Especially the break that happened in the middle of the
original track. What we did was we released "Basement
Level" as an MP3 through our website. We plundered
the bits that we thought we could use and they eventually
came out as "Neverstop." I just did a remix of
that as Elite Force. I sent out a few dub plates. When it's
played live it's getting a good reaction. People are also
picking up on the remix of "Beatbox Burning."
It's good to have some versions out there that are more
direct than the album.
AL: Do you interact with people on the website?
Shack: I actually program it all myself. I set it
up in 1996. A friend showed me a few basics on how to do
it and I have just taken it on from there. We have a real
active bulletin board. I post as much as anyone else. It's
good to have a direct link to the band. We are more than
happy to answer questions. In the last two or three year,
while we were waiting for this album to be released, the
website was a real life blood for us. It kept us going.
It gives us first hand feedback. We give stuff away and
people get to hear stuff first. It's essential to everything
we do now.
AL: I have heard your music on some of the FIFA
video games. Are you on any new games?
Shack: Yeah. I have got an Elite Force track on
the forthcoming Wipeout Fusion game. I am looking forward
to getting a complimentary copy of that. I am a big PS2
fan. I am really stuck on Silent Hill 2 at the moment.

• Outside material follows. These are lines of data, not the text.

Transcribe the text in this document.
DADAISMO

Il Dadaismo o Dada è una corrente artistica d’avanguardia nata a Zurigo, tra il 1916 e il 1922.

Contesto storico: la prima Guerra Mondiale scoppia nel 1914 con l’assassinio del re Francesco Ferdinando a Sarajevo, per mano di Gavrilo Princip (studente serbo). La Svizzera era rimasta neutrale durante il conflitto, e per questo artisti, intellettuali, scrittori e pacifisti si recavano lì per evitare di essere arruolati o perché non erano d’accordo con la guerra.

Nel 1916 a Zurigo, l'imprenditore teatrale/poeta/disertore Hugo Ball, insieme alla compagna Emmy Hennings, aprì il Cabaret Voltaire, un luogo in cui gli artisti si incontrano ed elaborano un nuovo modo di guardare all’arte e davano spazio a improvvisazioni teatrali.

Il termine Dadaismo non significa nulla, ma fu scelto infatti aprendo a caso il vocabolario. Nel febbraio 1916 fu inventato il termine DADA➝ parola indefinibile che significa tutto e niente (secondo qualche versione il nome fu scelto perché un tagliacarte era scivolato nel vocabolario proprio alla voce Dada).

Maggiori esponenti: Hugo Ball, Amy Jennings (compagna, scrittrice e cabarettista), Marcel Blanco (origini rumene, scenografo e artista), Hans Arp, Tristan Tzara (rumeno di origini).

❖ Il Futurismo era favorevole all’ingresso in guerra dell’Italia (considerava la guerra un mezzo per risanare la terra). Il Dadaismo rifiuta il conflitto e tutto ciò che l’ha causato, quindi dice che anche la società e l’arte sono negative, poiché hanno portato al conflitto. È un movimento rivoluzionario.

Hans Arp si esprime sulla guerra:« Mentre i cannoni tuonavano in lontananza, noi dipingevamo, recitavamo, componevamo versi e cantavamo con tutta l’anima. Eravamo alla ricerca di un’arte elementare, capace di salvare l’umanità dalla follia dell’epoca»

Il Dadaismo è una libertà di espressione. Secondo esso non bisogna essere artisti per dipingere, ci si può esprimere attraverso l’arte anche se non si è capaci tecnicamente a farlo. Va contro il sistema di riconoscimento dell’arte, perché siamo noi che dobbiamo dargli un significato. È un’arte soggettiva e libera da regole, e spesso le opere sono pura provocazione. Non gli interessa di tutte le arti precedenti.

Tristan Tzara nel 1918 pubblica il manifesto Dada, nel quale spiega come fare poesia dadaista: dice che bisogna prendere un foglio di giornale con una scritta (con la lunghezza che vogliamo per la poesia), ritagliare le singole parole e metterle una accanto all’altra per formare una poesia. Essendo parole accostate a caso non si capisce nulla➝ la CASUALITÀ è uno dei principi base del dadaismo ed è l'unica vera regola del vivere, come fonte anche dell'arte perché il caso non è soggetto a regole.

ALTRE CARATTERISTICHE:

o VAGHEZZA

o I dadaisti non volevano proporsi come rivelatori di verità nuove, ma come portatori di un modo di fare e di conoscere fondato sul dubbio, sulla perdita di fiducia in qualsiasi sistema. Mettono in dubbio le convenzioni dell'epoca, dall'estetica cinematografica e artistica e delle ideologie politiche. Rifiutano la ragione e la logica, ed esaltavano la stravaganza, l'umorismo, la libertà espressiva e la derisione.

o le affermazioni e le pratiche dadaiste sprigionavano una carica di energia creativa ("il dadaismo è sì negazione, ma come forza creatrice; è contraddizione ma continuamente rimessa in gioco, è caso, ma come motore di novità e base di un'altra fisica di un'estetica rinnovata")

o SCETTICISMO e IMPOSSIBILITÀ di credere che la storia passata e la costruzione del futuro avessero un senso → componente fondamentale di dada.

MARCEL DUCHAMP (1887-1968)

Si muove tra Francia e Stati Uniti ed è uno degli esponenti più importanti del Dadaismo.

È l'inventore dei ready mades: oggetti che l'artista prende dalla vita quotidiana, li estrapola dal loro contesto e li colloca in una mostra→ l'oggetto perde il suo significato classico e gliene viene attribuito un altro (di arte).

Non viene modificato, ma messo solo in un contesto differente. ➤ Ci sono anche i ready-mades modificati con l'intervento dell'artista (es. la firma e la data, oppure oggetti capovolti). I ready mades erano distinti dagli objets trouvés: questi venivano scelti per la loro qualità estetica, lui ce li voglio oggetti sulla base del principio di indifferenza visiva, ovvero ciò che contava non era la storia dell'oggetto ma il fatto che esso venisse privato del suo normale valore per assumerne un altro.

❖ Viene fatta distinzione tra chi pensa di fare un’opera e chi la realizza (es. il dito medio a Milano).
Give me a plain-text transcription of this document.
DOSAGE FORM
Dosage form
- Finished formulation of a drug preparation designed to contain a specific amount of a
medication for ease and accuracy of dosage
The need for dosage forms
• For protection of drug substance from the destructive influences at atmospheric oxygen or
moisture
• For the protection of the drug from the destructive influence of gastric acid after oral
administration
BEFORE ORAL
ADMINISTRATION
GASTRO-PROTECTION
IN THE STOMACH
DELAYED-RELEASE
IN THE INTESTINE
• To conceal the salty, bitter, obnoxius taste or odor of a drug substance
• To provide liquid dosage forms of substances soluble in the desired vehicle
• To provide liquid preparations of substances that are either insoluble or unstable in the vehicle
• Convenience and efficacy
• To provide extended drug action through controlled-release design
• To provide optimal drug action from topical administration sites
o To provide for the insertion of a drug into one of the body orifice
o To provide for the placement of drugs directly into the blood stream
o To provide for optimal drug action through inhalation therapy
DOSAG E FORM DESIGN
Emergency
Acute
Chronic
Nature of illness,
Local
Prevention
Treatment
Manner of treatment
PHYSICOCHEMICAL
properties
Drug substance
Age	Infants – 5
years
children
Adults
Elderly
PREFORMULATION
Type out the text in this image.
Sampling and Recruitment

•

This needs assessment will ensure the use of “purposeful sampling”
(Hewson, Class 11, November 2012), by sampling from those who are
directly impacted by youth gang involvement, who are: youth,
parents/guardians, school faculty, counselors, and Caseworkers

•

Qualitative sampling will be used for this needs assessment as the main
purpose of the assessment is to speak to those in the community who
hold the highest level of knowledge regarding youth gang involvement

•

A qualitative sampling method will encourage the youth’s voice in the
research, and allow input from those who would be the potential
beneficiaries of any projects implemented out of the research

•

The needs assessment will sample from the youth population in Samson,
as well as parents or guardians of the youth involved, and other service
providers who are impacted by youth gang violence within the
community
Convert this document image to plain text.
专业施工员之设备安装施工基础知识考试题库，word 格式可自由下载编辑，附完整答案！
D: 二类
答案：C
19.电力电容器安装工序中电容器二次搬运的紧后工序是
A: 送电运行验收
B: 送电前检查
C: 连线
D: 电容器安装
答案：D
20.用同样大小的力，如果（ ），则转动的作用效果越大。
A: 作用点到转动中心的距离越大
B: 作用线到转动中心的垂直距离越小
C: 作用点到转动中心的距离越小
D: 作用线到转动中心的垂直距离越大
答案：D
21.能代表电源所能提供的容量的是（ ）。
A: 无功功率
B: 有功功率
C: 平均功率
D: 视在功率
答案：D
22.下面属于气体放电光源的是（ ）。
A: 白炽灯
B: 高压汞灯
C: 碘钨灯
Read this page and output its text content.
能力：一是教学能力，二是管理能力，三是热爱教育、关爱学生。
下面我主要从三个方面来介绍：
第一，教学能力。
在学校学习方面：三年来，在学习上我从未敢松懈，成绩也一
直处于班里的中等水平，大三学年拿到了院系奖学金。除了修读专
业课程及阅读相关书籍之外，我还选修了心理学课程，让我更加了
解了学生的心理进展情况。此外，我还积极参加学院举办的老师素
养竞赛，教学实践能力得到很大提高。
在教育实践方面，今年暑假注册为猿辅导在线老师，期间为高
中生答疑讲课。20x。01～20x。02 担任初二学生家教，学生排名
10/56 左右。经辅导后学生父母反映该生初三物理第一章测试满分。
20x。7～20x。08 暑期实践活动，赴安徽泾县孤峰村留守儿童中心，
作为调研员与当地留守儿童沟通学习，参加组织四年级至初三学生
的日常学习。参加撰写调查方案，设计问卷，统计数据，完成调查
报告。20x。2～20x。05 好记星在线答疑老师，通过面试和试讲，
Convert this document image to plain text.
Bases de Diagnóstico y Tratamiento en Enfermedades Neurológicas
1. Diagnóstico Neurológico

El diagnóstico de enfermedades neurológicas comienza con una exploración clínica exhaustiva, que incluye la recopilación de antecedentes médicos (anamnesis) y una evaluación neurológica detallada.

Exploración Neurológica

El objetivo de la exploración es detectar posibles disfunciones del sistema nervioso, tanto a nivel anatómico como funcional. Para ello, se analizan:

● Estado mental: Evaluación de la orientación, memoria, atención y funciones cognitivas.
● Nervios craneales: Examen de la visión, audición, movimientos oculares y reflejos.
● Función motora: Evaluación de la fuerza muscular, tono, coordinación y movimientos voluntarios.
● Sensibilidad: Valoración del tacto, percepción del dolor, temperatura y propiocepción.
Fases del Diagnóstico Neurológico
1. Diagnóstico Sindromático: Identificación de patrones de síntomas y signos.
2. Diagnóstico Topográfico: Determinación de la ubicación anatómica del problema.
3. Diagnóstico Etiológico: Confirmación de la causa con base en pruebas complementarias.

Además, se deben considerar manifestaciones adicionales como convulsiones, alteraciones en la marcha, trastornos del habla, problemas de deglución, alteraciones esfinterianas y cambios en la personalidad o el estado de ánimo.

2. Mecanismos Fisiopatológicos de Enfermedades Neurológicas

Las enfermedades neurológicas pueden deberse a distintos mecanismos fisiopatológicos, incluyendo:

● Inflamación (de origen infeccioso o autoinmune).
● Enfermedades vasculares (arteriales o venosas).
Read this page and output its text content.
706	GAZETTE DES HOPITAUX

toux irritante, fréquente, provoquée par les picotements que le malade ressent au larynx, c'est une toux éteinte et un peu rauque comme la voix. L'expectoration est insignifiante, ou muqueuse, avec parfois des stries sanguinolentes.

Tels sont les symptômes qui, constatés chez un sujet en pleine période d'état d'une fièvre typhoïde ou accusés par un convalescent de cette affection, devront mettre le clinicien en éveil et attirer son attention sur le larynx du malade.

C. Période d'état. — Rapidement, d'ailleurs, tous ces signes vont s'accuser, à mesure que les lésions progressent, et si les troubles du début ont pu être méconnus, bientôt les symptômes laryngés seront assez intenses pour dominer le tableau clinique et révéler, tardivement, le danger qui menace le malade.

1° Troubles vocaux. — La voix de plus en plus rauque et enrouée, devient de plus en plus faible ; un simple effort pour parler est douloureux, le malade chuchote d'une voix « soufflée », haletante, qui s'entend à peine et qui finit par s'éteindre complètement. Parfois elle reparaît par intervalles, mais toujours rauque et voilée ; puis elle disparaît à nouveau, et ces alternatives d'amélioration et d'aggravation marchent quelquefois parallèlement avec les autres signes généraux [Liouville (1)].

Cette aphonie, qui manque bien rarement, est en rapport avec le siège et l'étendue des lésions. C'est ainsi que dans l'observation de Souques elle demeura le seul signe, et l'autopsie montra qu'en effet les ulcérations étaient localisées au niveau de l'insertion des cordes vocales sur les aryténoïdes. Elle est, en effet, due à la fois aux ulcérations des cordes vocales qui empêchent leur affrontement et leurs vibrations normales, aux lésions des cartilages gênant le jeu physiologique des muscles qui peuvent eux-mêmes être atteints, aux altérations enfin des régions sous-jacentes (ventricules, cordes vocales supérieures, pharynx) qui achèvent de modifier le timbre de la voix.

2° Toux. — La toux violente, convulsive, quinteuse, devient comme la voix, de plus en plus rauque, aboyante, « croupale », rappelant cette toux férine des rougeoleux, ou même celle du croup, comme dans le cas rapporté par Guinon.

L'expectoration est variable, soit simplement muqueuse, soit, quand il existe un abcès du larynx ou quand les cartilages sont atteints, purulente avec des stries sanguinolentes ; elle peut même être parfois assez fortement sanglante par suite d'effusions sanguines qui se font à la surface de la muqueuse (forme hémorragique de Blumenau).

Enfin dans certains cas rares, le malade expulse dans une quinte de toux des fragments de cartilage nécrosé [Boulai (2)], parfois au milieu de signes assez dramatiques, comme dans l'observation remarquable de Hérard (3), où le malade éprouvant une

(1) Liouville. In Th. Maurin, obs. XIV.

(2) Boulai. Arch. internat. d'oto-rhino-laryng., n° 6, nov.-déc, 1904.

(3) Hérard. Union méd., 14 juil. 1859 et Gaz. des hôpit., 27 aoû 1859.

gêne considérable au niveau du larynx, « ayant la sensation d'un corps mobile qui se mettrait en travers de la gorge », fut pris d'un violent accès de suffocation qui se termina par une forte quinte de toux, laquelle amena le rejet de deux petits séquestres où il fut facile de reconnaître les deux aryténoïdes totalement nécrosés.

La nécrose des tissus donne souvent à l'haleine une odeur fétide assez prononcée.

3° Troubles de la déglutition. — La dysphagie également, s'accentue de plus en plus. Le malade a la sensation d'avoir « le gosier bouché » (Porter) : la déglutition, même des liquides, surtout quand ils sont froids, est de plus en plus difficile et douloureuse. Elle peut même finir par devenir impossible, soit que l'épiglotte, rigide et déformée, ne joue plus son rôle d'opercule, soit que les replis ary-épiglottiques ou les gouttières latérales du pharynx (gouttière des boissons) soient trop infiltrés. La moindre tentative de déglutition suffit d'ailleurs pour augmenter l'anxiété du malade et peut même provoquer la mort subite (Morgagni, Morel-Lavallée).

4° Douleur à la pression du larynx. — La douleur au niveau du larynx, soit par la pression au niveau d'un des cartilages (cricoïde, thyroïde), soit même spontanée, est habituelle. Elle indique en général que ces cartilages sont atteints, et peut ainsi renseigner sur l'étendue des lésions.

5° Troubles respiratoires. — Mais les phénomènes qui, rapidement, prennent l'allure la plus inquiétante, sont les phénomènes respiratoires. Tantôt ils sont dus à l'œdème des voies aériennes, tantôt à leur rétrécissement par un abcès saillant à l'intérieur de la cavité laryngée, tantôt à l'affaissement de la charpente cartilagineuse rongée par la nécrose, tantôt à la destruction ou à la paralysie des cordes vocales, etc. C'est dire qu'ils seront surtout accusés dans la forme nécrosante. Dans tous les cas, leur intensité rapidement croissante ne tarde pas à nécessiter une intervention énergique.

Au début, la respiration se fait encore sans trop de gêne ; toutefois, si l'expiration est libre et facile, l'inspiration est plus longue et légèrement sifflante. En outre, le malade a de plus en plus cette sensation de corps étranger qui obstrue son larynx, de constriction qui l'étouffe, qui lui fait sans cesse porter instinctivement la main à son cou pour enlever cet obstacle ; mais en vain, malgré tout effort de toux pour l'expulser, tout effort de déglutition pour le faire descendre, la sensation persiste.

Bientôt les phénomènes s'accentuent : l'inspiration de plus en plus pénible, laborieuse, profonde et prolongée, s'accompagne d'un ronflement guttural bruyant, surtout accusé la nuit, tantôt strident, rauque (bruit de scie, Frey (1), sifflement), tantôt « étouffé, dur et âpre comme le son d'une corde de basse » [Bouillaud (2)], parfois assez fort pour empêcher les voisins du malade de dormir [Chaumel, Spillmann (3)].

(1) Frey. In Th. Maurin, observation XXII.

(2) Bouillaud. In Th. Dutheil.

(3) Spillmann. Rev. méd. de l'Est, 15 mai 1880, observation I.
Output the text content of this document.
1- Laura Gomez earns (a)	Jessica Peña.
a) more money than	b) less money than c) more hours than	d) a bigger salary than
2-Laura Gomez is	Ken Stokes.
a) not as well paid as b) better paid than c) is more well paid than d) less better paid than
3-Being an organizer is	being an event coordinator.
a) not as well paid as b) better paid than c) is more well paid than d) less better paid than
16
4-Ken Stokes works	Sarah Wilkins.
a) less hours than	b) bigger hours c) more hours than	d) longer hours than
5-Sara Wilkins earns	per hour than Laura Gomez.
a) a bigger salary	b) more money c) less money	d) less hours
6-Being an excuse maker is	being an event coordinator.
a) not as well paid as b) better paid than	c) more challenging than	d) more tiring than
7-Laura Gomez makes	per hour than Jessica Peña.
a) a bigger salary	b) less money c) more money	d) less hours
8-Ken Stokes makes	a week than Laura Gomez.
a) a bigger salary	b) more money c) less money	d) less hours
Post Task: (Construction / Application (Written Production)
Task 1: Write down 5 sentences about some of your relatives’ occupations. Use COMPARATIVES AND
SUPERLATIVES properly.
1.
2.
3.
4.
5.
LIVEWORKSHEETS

AL: How did you choose the art that went into the
Shack: We have a friend called Dan Rickwood who
did the first album cover. He has been a friend for years.
He does all the Radiohead covers. He put us in touch with
his brother, Adam Rickwood. Dan showed us some of his brother's
work. Adam was as good as Dan. We got together with him.
We gave him a copy of the album when it was finished and
that was what he came back with. For us it absolutely hit
the nail on the head. It was exactly the right blend of
something quite human but quite digitized.